Elle entendit un bruit sourd, visqueux. Quand elle baissa le rideau de ses bras, elle ne vit d'abord qu'un bouquet de plumes. Telles une décoration, les rémiges fauves ornaient le poitrail de son assaillant. Lui aussi regardait l'empennage de la flèche qui le traversait de part en part. Une rigole de sang noir se formait déjà. Il tomba à la renverse. Cube, l'arc encore en main, déboula au milieu des régressifs qui s'éparpillèrent en gémissant. Ils refluèrent dans l'obscurité.

Arrivé juste derrière, Troubadour s'accroupit pour chercher le pouls à la jugulaire. Après un signe de dénégation de la tête , il se releva et surveilla les alentours.

Cube, sans rien dire, attrapa Plume et l'assit sur son épaule.

- Heureusement que vous êtes arrivés ! Il allait me bouffer ce con !dit elle soulagée.

Troubadour fermait la marche, vérifiant que les régressifs aient battu en retraite.

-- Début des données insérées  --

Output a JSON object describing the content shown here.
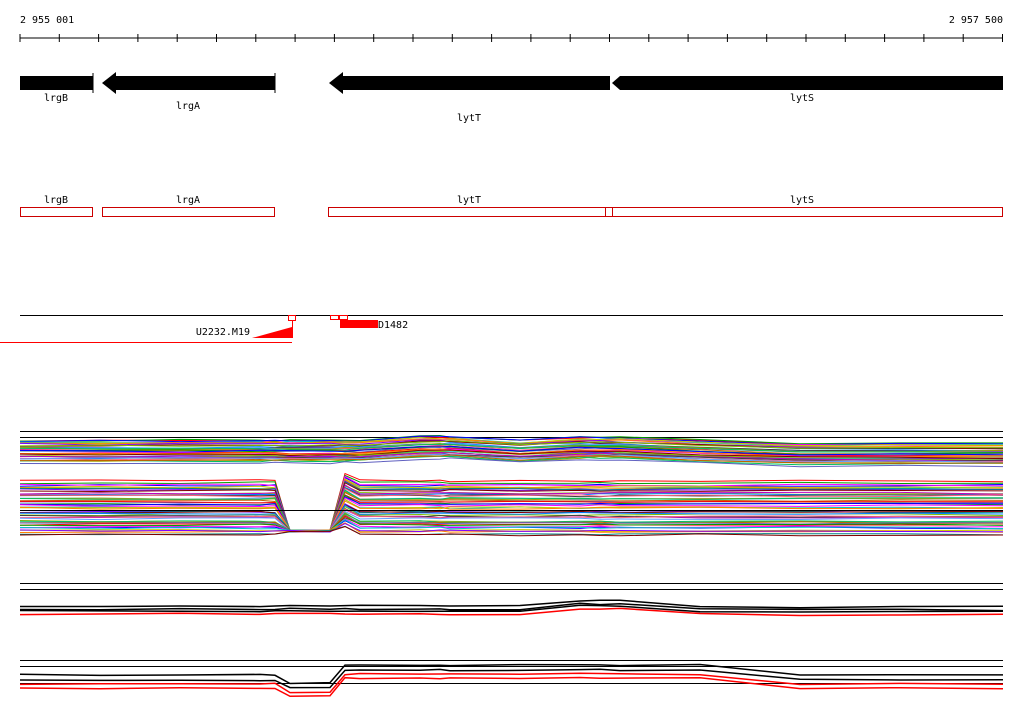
{
  "ruler": {
    "start_label": "2 955 001",
    "end_label": "2 957 500"
  },
  "genes": [
    {
      "name": "lrgB"
    },
    {
      "name": "lrgA"
    },
    {
      "name": "lytT"
    },
    {
      "name": "lytS"
    }
  ],
  "features": [
    {
      "name": "U2232.M19"
    },
    {
      "name": "D1482"
    }
  ],
  "colors": {
    "gene_arrow": "#000000",
    "gene_box": "#cc0000",
    "feature": "#ff0000",
    "track_line": "#000000"
  }
}
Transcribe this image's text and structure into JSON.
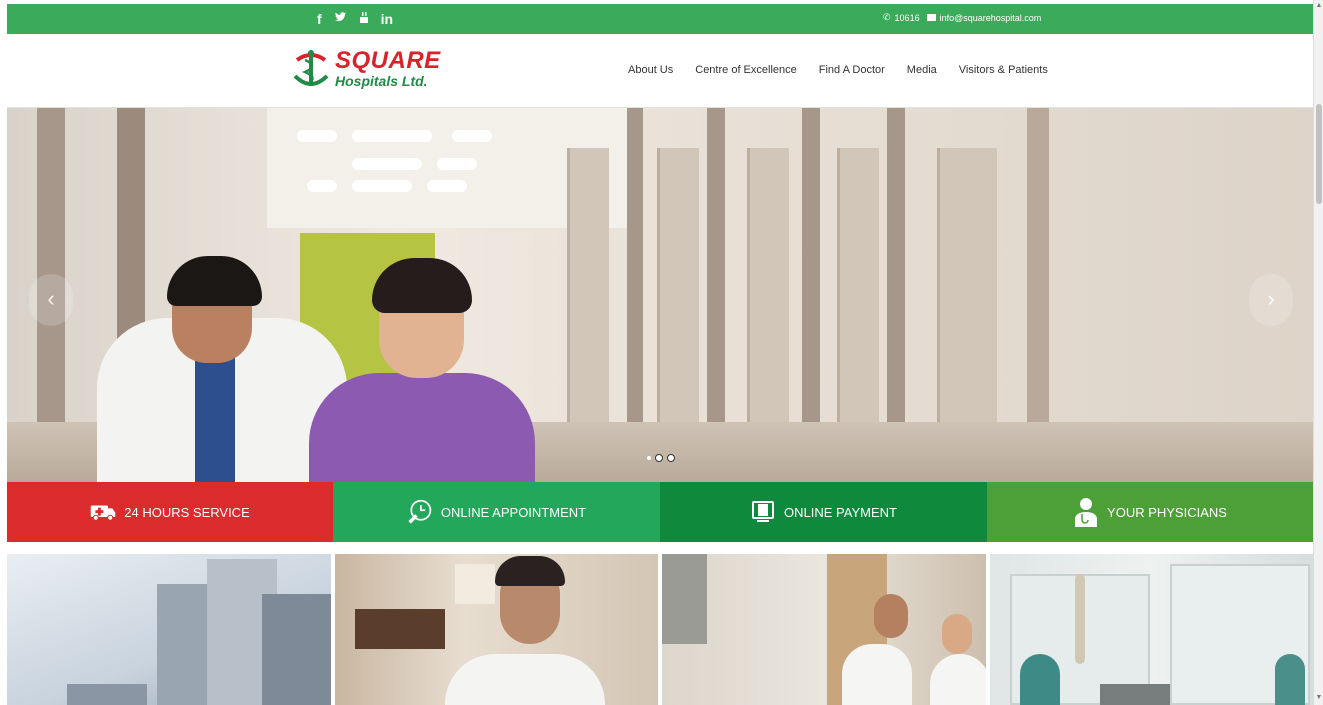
{
  "topbar": {
    "social": [
      {
        "name": "facebook-icon",
        "glyph": "f"
      },
      {
        "name": "twitter-icon",
        "glyph": "𝕪"
      },
      {
        "name": "youtube-icon",
        "glyph": "ⓨ"
      },
      {
        "name": "linkedin-icon",
        "glyph": "in"
      }
    ],
    "phone": "10616",
    "email": "info@squarehospital.com",
    "color": "#3aaa5b"
  },
  "header": {
    "logo_line1": "SQUARE",
    "logo_line2": "Hospitals Ltd.",
    "nav": [
      "About Us",
      "Centre of Excellence",
      "Find A Doctor",
      "Media",
      "Visitors & Patients"
    ]
  },
  "hero": {
    "prev_arrow": "‹",
    "next_arrow": "›"
  },
  "services": [
    {
      "label": "24 HOURS SERVICE",
      "icon": "ambulance-icon",
      "color": "#db2b2d"
    },
    {
      "label": "ONLINE APPOINTMENT",
      "icon": "clock-icon",
      "color": "#23a85b"
    },
    {
      "label": "ONLINE PAYMENT",
      "icon": "computer-icon",
      "color": "#0f8a3d"
    },
    {
      "label": "YOUR PHYSICIANS",
      "icon": "doctor-icon",
      "color": "#4d9f37"
    }
  ]
}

Un peu plus haut, sur le chemin, attendait Cyrano qui tenait les rênes des trois chevaux et Jean Paul qui, bien qu'assis, remuait frénétiquement sa queue, de nervosité. Toujours sans rien dire, Cube déposa l'adolescente sur son cheval avant de s'installer derrière elle. Ils partirent au trot. Cyrano, lampe en main, ouvrait le chemin.

Au bout d'un quart d'heure, ils sortirent de la forêt. Des lumières s'accrochaient un peu plus haut. C'était Thiers. Les chevaux passèrent au pas.

- Je suis désolé mais je n'en pouvais plus de rester sur ce train, dit Plume essayant de voir le visage de Cube.

- Esther t'avait dit de rester tranquille, dit il.

- Elle n'a pas voulu venir, la reine mère. Je suis sûre qu'elle aurait aimé me réprimander.

Cube resta silencieux.

- Elle et Dominique sont toujours sous surveillance, dit Troubadour qui s'était rapproché.

- Tu es vraiment une sale petite garce ! Un homme est mort, à cause de toi ! dit Cyrano.

- Un homme ! C'était un régressif. Même Jean Paul aboie mieux qu'eux.

- Heureusement que Christian ne pensait pas comme toi !

- Cyrano ! cria Cube.

- Il aurait dû ...

- Tais toi ! dit Troubadour imitant la voix d'Esther.

La lune éclairait suffisamment le chemin et Cyrano éperonna son cheval. Il s'éloigna au galop.

- Qu'a voulu-t-il dire ?

Elle se retourna. Le visage de Cube était fermé. Troubadour s'était laissé glisser quelques mètres en arrière. Personne ne lui parlerait plus avant Thiers.